Stopping the Obama bailout of the European Union

It was bad enough when President Obama bamboozled Congress into passing a stimulus bill that didn’t produce any jobs, then increased the federal deficit in the 2012 omnibus spending bill, then raised the debt ceiling, then bailed out the big U.S. banks, then tried to bail out his pal Solyndra in an attempt to save it from bankruptcy, and then appointed a jobs czar who only creates jobs in China.

But it’s over the top when Obama told the European Council president and the European Commission president that “the United States stands ready to do our part” to bail out Europe.

Bailing out Europe is absolutely not any “part” of “our” duty; we’ve already bailed out Europe more times than it deserves. Obama didn’t give specifics, but he was probably referring to recent proposals to pour more U.S. cash into the International Monetary Fund to be used to bail out Europe.

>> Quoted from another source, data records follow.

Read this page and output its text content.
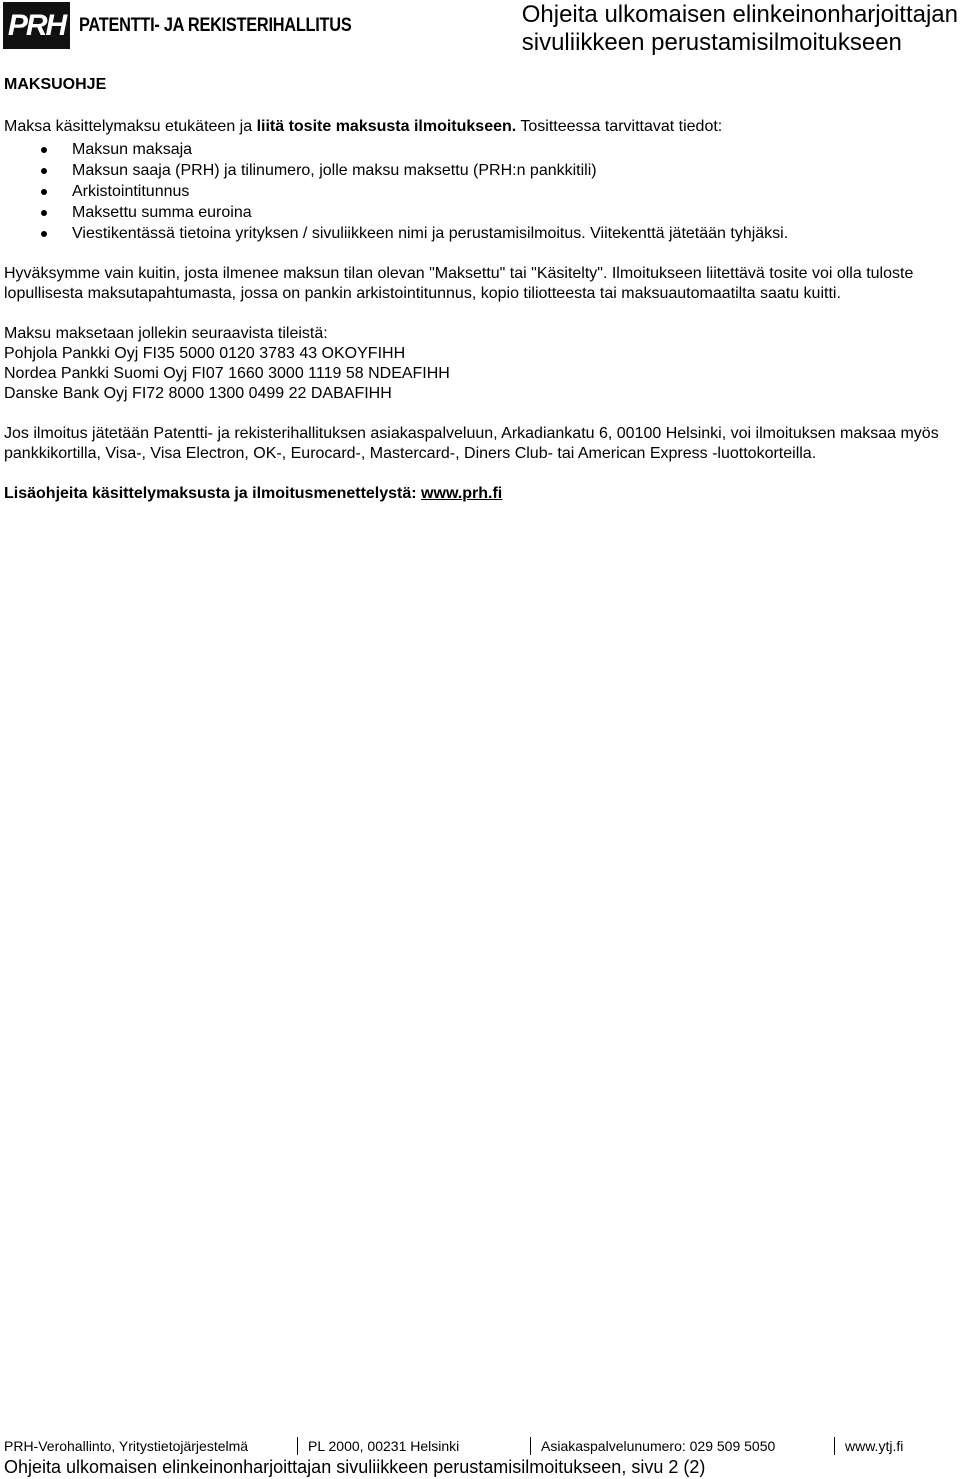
PRH PATENTTI- JA REKISTERIHALLITUS	Ohjeita ulkomaisen elinkeinonharjoittajan
sivuliikkeen perustamisilmoitukseen
MAKSUOHJE

Maksa käsittelymaksu etukäteen ja liitä tosite maksusta ilmoitukseen. Tositteessa tarvittavat tiedot:

Maksun maksaja
Maksun saaja (PRH) ja tilinumero, jolle maksu maksettu (PRH:n pankkitili)
Arkistointitunnus
Maksettu summa euroina
Viestikentässä tietoina yrityksen / sivuliikkeen nimi ja perustamisilmoitus. Viitekenttä jätetään tyhjäksi.

Hyväksymme vain kuitin, josta ilmenee maksun tilan olevan "Maksettu" tai "Käsitelty". Ilmoitukseen liitettävä tosite voi olla tuloste lopullisesta maksutapahtumasta, jossa on pankin arkistointitunnus, kopio tiliotteesta tai maksuautomaatilta saatu kuitti.

Maksu maksetaan jollekin seuraavista tileistä:

Pohjola Pankki Oyj FI35 5000 0120 3783 43 OKOYFIHH
Nordea Pankki Suomi Oyj FI07 1660 3000 1119 58 NDEAFIHH
Danske Bank Oyj FI72 8000 1300 0499 22 DABAFIHH

Jos ilmoitus jätetään Patentti- ja rekisterihallituksen asiakaspalveluun, Arkadiankatu 6, 00100 Helsinki, voi ilmoituksen maksaa myös pankkikortilla, Visa-, Visa Electron, OK-, Eurocard-, Mastercard-, Diners Club- tai American Express -luottokorteilla.

Lisäohjeita käsittelymaksusta ja ilmoitusmenettelystä: www.prh.fi

PRH-Verohallinto, Yritystietojärjestelmä	PL 2000, 00231 Helsinki	Asiakaspalvelunumero: 029 509 5050	www.ytj.fi
Ohjeita ulkomaisen elinkeinonharjoittajan sivuliikkeen perustamisilmoitukseen, sivu 2 (2)
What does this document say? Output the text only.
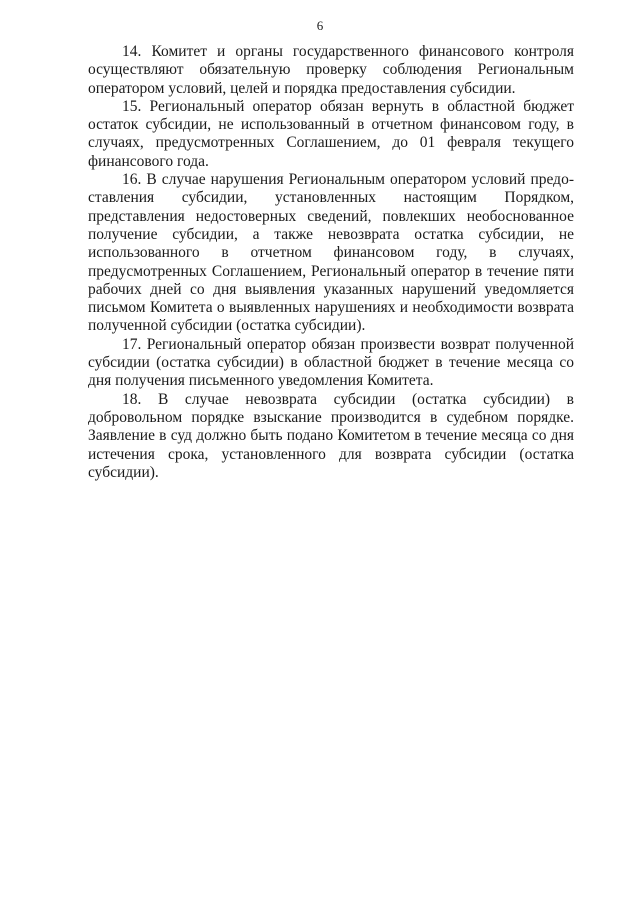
6

14. Комитет и органы государственного финансового контроля осуществляют обязательную проверку соблюдения Региональным оператором условий, целей и порядка предоставления субсидии.

15. Региональный оператор обязан вернуть в областной бюджет остаток субсидии, не использованный в отчетном финансовом году, в случаях, предусмотренных Соглашением, до 01 февраля текущего финансового года.

16. В случае нарушения Региональным оператором условий предоставления субсидии, установленных настоящим Порядком, представления недостоверных сведений, повлекших необоснованное получение субсидии, а также невозврата остатка субсидии, не использованного в отчетном финансовом году, в случаях, предусмотренных Соглашением, Региональный оператор в течение пяти рабочих дней со дня выявления указанных нарушений уведомляется письмом Комитета о выявленных нарушениях и необходимости возврата полученной субсидии (остатка субсидии).

17. Региональный оператор обязан произвести возврат полученной субсидии (остатка субсидии) в областной бюджет в течение месяца со дня получения письменного уведомления Комитета.

18. В случае невозврата субсидии (остатка субсидии) в добровольном порядке взыскание производится в судебном порядке. Заявление в суд должно быть подано Комитетом в течение месяца со дня истечения срока, установленного для возврата субсидии (остатка субсидии).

On Dec. 16, the IMF board of governors adopted a proposal to double its resources from its current $375 billion to $750 billion. Of course, other IMF member-states thought that was a nifty idea, since it would mean that the United States would donate another $100 billion in addition to our present $108 billion stake in the IMF.

The U.S. is the biggest contributor to the IMF; we pay about 17 percent of its budget. A European default could make U.S. taxpayers liable for 17 percent of the IMFs liabilities.